Publication Title

Washington University Journal of Law & Policy

Keywords

free and open source software, Simple Public License

Document Type

Article

Abstract

A decade ago, I observed that licenses were the "unnoticed force" behind free and open source software ("FOSS"). Since then, legal scholarship on FOSS licensing has gone from a trickle to a torrent. Likewise, economists, political scientists, and anthropologists (among others) have begun to focus on FOSS licensing, each from their own academic perspectives. FOSS programmers themselves (known as "hackers" in the FOSS community) have refocused on FOSS licensing, most notably by revising the most venerable FOSS license, the GNU General Public License ("GPL"), for the first time in more than fifteen years.

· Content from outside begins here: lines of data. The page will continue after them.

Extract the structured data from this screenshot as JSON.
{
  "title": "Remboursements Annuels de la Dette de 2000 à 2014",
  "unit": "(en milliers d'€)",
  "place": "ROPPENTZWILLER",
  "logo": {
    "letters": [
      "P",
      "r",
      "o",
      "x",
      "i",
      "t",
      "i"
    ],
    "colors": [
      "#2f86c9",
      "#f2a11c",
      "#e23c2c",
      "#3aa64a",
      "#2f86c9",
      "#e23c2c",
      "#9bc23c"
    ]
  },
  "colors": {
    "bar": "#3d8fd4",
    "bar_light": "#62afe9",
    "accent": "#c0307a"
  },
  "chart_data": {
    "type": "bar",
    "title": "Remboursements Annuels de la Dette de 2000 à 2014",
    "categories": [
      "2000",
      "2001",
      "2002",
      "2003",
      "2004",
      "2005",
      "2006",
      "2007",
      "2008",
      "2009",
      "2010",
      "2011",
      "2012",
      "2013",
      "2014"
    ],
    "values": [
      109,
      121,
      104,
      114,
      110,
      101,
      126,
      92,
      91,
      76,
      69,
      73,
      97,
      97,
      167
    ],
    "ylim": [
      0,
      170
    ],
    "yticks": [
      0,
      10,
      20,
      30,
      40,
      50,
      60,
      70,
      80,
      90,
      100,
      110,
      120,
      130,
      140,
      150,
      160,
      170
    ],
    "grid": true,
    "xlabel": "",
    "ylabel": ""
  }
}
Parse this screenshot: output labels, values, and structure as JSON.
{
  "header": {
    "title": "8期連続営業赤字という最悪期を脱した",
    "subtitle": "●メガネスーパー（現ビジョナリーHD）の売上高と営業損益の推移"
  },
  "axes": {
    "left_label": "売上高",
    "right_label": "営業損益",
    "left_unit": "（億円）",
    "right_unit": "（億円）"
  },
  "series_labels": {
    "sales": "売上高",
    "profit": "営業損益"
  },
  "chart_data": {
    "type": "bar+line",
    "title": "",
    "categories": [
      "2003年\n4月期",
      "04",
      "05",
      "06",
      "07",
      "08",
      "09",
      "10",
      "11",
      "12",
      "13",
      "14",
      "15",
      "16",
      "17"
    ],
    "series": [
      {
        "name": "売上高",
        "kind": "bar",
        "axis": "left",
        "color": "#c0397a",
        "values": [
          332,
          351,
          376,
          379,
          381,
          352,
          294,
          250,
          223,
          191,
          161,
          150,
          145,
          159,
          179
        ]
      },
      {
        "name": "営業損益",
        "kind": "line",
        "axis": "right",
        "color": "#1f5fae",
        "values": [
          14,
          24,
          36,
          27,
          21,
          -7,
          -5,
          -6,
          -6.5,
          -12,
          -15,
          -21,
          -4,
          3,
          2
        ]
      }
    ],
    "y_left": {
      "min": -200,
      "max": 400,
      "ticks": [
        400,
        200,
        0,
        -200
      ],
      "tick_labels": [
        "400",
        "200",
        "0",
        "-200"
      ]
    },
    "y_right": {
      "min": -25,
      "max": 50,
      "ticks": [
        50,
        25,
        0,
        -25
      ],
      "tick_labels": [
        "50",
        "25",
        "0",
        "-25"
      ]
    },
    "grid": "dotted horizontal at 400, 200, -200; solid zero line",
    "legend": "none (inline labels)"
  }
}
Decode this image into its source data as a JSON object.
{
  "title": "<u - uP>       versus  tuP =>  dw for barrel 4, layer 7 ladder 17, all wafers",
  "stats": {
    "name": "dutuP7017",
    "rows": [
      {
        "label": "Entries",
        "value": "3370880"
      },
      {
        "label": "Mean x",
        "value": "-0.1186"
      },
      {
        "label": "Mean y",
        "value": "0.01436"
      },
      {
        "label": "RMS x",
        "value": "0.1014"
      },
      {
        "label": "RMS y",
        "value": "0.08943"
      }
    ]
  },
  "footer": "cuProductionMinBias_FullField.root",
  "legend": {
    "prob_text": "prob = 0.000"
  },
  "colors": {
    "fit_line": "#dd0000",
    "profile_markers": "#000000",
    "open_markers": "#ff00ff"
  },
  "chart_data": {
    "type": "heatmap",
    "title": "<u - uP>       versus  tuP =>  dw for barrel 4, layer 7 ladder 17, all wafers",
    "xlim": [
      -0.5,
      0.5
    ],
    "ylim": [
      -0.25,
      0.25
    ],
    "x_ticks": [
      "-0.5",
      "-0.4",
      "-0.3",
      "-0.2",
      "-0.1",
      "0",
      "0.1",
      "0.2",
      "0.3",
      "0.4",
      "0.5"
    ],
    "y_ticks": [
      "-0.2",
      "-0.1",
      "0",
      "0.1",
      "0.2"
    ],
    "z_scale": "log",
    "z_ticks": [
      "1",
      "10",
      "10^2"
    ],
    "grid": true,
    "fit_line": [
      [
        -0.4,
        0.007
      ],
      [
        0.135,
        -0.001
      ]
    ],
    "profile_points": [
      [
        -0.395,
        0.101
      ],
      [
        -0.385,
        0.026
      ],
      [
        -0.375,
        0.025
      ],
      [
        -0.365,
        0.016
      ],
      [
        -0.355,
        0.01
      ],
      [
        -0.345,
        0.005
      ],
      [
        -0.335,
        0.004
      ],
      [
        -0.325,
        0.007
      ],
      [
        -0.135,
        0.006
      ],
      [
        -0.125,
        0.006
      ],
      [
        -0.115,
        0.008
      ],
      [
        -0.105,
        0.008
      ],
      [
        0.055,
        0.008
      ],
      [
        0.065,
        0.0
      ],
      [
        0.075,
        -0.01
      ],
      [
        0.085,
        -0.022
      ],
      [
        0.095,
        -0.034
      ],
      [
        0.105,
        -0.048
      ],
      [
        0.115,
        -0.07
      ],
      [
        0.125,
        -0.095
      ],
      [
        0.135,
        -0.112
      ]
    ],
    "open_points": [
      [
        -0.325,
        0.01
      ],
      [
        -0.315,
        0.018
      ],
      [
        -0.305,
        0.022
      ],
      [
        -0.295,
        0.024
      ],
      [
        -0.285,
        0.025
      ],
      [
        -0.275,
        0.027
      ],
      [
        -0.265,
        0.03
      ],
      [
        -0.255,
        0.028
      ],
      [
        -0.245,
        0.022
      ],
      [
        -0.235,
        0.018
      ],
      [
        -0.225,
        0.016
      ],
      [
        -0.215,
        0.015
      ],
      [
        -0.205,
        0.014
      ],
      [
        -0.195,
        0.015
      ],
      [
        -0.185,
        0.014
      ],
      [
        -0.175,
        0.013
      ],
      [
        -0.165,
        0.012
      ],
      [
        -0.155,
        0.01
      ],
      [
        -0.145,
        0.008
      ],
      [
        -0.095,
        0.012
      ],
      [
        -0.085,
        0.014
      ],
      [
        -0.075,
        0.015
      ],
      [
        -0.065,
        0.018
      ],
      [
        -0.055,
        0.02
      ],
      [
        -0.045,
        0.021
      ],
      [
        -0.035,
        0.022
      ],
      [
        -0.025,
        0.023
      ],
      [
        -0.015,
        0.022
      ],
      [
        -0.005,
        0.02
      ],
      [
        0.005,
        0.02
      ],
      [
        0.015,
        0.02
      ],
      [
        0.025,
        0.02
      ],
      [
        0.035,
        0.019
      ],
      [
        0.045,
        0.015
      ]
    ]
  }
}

One prominent issue among hackers and business users (but less noticed by legal scholars) has been "license proliferation." "Proliferation" refers to the scores of open source licenses that are now in use, with more being created all the time. The Open Source Initiative ("OSI") has certified more than sixty licenses as conforming to the Open Source Definition, a key measure of whether a license embodies FOSS principles. Hackers believe that license proliferation encumbers and retards the success of FOSS. The OSI has identified the issue as one of its most strategic matters to address.

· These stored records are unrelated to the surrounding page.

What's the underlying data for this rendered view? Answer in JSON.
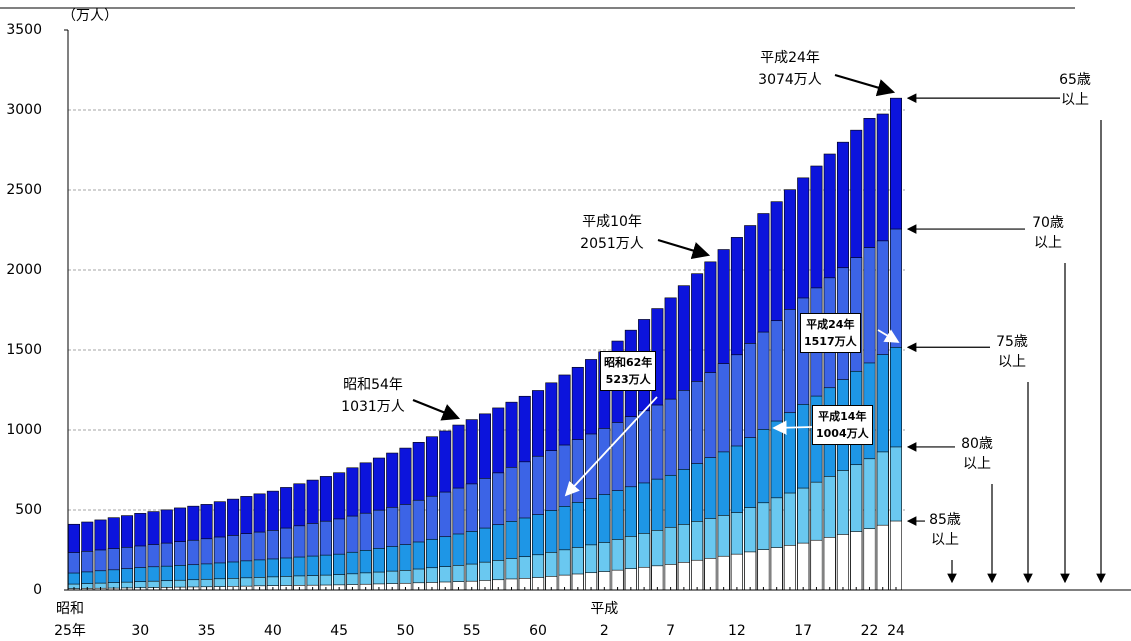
{
  "chart_data": {
    "type": "bar",
    "y_label": "（万人）",
    "categories": [
      "25年",
      null,
      null,
      null,
      null,
      "30",
      null,
      null,
      null,
      null,
      "35",
      null,
      null,
      null,
      null,
      "40",
      null,
      null,
      null,
      null,
      "45",
      null,
      null,
      null,
      null,
      "50",
      null,
      null,
      null,
      null,
      "55",
      null,
      null,
      null,
      null,
      "60",
      null,
      null,
      null,
      null,
      "2",
      null,
      null,
      null,
      null,
      "7",
      null,
      null,
      null,
      null,
      "12",
      null,
      null,
      null,
      null,
      "17",
      null,
      null,
      null,
      null,
      "22",
      null,
      "24"
    ],
    "eras": [
      "昭和",
      "平成"
    ],
    "series": [
      {
        "name": "65歳以上",
        "color": "#0c14dc",
        "values": [
          411,
          425,
          438,
          452,
          465,
          479,
          490,
          501,
          513,
          524,
          535,
          552,
          568,
          585,
          601,
          618,
          641,
          664,
          687,
          710,
          733,
          764,
          795,
          825,
          856,
          887,
          923,
          958,
          994,
          1031,
          1065,
          1101,
          1138,
          1174,
          1211,
          1247,
          1295,
          1344,
          1392,
          1441,
          1489,
          1556,
          1624,
          1691,
          1759,
          1826,
          1902,
          1977,
          2051,
          2128,
          2204,
          2278,
          2353,
          2427,
          2502,
          2576,
          2650,
          2725,
          2799,
          2874,
          2948,
          2975,
          3074
        ]
      },
      {
        "name": "70歳以上",
        "color": "#3c64e6",
        "values": [
          234,
          242,
          250,
          259,
          267,
          275,
          284,
          293,
          302,
          311,
          320,
          331,
          341,
          352,
          362,
          373,
          387,
          401,
          416,
          430,
          444,
          462,
          480,
          499,
          517,
          535,
          561,
          586,
          612,
          637,
          663,
          698,
          732,
          767,
          801,
          836,
          871,
          906,
          940,
          975,
          1010,
          1047,
          1083,
          1120,
          1156,
          1193,
          1248,
          1304,
          1359,
          1415,
          1470,
          1541,
          1612,
          1683,
          1754,
          1825,
          1888,
          1951,
          2014,
          2077,
          2140,
          2182,
          2256
        ]
      },
      {
        "name": "75歳以上",
        "color": "#1e96e6",
        "values": [
          106,
          113,
          120,
          126,
          133,
          140,
          145,
          149,
          154,
          158,
          163,
          169,
          175,
          182,
          188,
          194,
          200,
          206,
          212,
          218,
          224,
          236,
          248,
          260,
          272,
          284,
          300,
          317,
          333,
          350,
          366,
          387,
          408,
          429,
          450,
          471,
          497,
          523,
          548,
          572,
          597,
          621,
          645,
          669,
          693,
          717,
          754,
          790,
          827,
          863,
          900,
          952,
          1004,
          1056,
          1108,
          1160,
          1212,
          1264,
          1315,
          1367,
          1419,
          1471,
          1517
        ]
      },
      {
        "name": "80歳以上",
        "color": "#6ac8f0",
        "values": [
          37,
          40,
          43,
          46,
          49,
          52,
          55,
          58,
          61,
          64,
          67,
          70,
          73,
          76,
          79,
          82,
          85,
          88,
          90,
          93,
          96,
          101,
          107,
          112,
          118,
          123,
          131,
          139,
          146,
          154,
          162,
          174,
          185,
          197,
          208,
          220,
          235,
          251,
          266,
          282,
          297,
          316,
          335,
          354,
          373,
          392,
          410,
          429,
          447,
          466,
          484,
          515,
          545,
          576,
          606,
          637,
          674,
          710,
          747,
          783,
          820,
          863,
          894
        ]
      },
      {
        "name": "85歳以上",
        "color": "#ffffff",
        "values": [
          9,
          10,
          11,
          12,
          13,
          14,
          15,
          16,
          18,
          19,
          20,
          21,
          23,
          24,
          26,
          27,
          28,
          29,
          30,
          31,
          32,
          34,
          36,
          38,
          40,
          42,
          45,
          47,
          50,
          52,
          55,
          60,
          64,
          69,
          73,
          78,
          85,
          93,
          100,
          108,
          115,
          124,
          133,
          142,
          151,
          160,
          173,
          186,
          198,
          211,
          224,
          238,
          252,
          265,
          279,
          293,
          311,
          329,
          347,
          365,
          383,
          405,
          431
        ]
      }
    ],
    "ylim": [
      0,
      3500
    ],
    "yticks": [
      0,
      500,
      1000,
      1500,
      2000,
      2500,
      3000,
      3500
    ],
    "grid": true,
    "annotations": [
      {
        "label": "平成24年",
        "value_label": "3074万人"
      },
      {
        "label": "平成10年",
        "value_label": "2051万人"
      },
      {
        "label": "昭和54年",
        "value_label": "1031万人"
      },
      {
        "label": "昭和62年",
        "value_label": "523万人"
      },
      {
        "label": "平成14年",
        "value_label": "1004万人"
      },
      {
        "label": "平成24年",
        "value_label": "1517万人"
      }
    ]
  }
}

This Article analyzes the license proliferation issue. In general, it examines whether the growing number of FOSS licenses represents hopeless confusion (as many hackers assume) or, instead, helpful diversity. In particular, it discusses why proliferation occurs and the pros and cons of multiple licenses. It points out that the primary culprits of license proliferation are often the loudest critics: those hackers who remain wed to legacy license forms, unwilling to replace outdated, poorly drafted, or legally insufficient licenses with newer versions. This means the FOSS community can only improve licenses by adding new ones.

The Article concludes with an analysis of the role that OSI has played and can play to ameliorate the negative effects of so many FOSS licenses. To give the discussion context and color, the Article draws on my experience in submitting the Simple Public License to the OSI for certification.